Milt Morris' Story
We have many donors at National Jewish Health who have made gifts through charitable gift annuities. We also have many donors who have established charitable remainder trusts, naming National Jewish Health as a charitable beneficiary. Milt Morris is an example of a donor who has done both. His reasoning for doing both is simple. While each provides many similar benefits, they both provide some different benefits as well. Milt and his wife, Jean Morris, first completed several gift annuities with National Jewish Health. They came to appreciate the wonderful ease with which annuities can be established and the great high rates of income that they pay. They also enjoyed substantial tax benefits with the gift annuities.

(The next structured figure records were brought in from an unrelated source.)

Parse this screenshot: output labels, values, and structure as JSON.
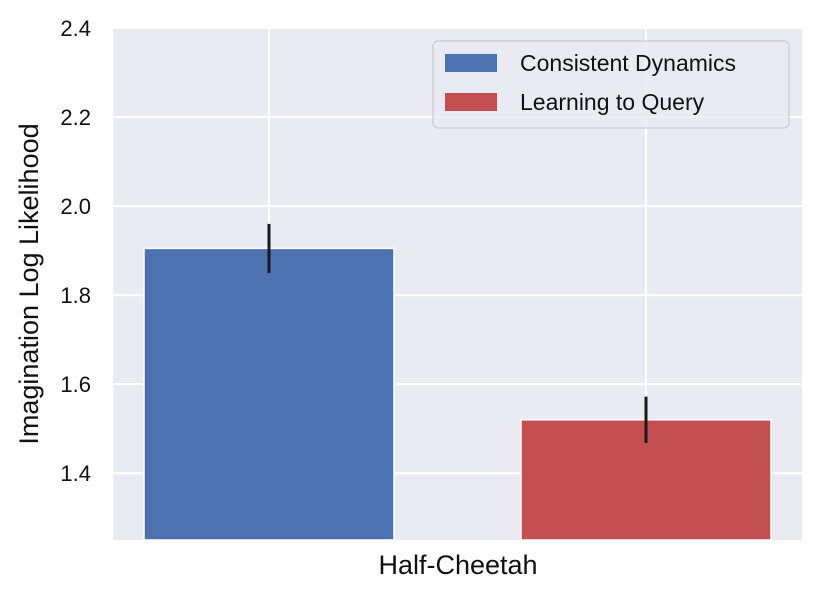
{
  "chart_data": {
    "type": "bar",
    "categories": [
      "Half-Cheetah"
    ],
    "xlabel": "Half-Cheetah",
    "ylabel": "Imagination Log Likelihood",
    "ylim": [
      1.25,
      2.4
    ],
    "yticks": [
      "1.4",
      "1.6",
      "1.8",
      "2.0",
      "2.2",
      "2.4"
    ],
    "grid": true,
    "legend_position": "top-right",
    "series": [
      {
        "name": "Consistent Dynamics",
        "color": "#4c72b0",
        "values": [
          1.905
        ],
        "error": [
          0.055
        ]
      },
      {
        "name": "Learning to Query",
        "color": "#c44e52",
        "values": [
          1.52
        ],
        "error": [
          0.052
        ]
      }
    ]
  }
}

As time went on, they decided that they wanted to establish a larger gift to benefit National Jewish Health and wanted to also benefit within the same gift another charity that is important to them. In addition, they were anxious to have an opportunity to keep up with inflation thereby having their income payments grow as the value of the assets within the trust grow. The charitable remainder trust was an ideal vehicle to satisfy their goals.
Milt and Jean Morris have been supporters of National Jewish Health for most of their lives. Their parents both supported National Jewish Health and the two of them carried on the support together. Jean Morris was a grandniece of Francis Wisebart Jacobs. Milt Morris moved to Denver when he was a child, because his mother suffered with asthma and Denver was a better climate for her. Milt recalls walking by National Jewish Health on his way to East High School and picking up his best friend whose father was the chief of medicine at the time. They walked together to school every day. Milt also recalls when his father was able to establish a $1,000 gift to National Jewish Health back in the early 1900s. At the time, this was one of the largest single gifts that National Jewish Health had received.